Marshall Strabala: I think sustainability is using the least amount of energy possible over a given time. Buildings are machines that last 50 to 100 years. So our mantra is try to make every building better performing than the last. It’s an incremental problem. We’re not going to find a golden pill that’s going to solve everything.

Bentley: Is it more difficult to be net-zero, or even “green” in any sense, with a building this size?

It’s actually much easier in a big building than in a small building. I think you can get closer to net-zero. A single-family home has five sides open to the elements, whereas a high-rise building is a collection of small cells that only have one facade to the environment. And we can right-size the mechanical system for a big building in a way we can’t for a small building.

How did the structure and form for Shanghai Tower come to be?

We had to come up with the smallest amount of skin possible. Simple geometry tells you that’s a circle. But a circle is the worst shape for wind engineering because no matter which way the wind comes the building feels the same force. So the inside is a circle, the outside is a triangle. A triangle is not a really great shape for wind, but a twisted triangle is very good. We learned that from Santiago Calatrava’s Chicago Spire, and his building in Malmö, Sweden. Twisting these buildings actually reduces wind loads considerably.

The idea was to do something very simple and repetitive—a series of stacked cylindrical volumes that get smaller as they go up—and make the image taper with this outer skin.

So the twisting form arose out of the engineering solutions?

The building started as an expression of the Chinese building code. Once you’re above 100 meters, which is about 30 stories, the code changes. You have to start adding what are called “areas of refuge” every 15 stories. This is just for safety. Someone determined in China that that’s about how many flights an old person can walk during an emergency without having to rest. So it had to be divided up into 15-story segments.

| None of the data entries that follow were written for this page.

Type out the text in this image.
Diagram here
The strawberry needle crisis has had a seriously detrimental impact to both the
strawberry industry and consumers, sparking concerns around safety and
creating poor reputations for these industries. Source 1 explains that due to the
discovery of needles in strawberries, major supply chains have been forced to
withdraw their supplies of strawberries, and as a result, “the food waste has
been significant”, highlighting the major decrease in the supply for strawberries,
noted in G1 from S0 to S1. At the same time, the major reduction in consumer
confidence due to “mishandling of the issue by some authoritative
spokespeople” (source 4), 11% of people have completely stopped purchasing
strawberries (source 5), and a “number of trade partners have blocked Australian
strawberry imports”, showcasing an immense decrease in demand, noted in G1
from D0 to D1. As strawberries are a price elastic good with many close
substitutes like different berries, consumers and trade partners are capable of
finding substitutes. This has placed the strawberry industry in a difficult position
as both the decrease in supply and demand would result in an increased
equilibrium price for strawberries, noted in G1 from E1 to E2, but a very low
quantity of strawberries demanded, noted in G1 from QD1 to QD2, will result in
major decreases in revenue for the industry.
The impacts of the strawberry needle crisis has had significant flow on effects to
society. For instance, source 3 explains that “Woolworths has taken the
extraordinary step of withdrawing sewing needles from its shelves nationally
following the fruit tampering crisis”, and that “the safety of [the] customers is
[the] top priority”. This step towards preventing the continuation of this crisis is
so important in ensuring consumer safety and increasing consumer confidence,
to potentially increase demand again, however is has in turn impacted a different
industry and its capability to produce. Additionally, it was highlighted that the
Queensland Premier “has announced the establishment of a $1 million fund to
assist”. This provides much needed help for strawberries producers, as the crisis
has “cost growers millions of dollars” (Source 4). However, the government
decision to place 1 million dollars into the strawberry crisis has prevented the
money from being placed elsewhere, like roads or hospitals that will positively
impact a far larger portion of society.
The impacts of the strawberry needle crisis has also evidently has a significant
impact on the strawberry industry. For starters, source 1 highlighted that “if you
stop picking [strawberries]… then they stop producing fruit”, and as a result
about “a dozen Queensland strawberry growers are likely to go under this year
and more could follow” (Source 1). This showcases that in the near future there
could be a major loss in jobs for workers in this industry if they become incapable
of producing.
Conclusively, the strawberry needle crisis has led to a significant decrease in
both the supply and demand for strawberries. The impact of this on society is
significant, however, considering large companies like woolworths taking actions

The offices are a series of cylinders, but that’s a very nasty form for the wind. So the outside skin confuses the wind, the inside is what we sell. It’s very rational how this thing developed. When we were designing, we could never get it to work starting at the bottom and going up, so instead we had the shape, and we started at the top of each zone and took that straight down so that it fits within the envelope.

What about the notch going up the side, the v-shaped cut along the building’s facade?

This is called a strake. Some engineer in Europe figured this out working on brick chimneys. They corbelled like a little tiny staircase around the chimney because the wind would blow it over otherwise. But if they had this spiraling step going up, the wind wouldn’t blow over the chimney. It would create what’s called disorganized vortex shedding. So this notch is called the V-strake—it makes it asymmetrical no matter which way the wind’s going. And we actually put an LED screen going all the way up it.

There was an aesthetic component, there was a structural component, and there was a functional component. The more twist, the less load, but it sort of plateaued—the more twist the busier it became when you looked up.

What place does the building occupy in Shanghai’s skyline?

Jin Mao is China’s past—a stainless steel pagoda—the Shanghai World Financial Center is China’s present, which is accepting foreign investment. It’s a Japanese developer. So our building is about the future of China—something that’s more transparent. This idea of seeing from one skin into the next—China is now opening up to the world, and what goes on in China is very visible to the world.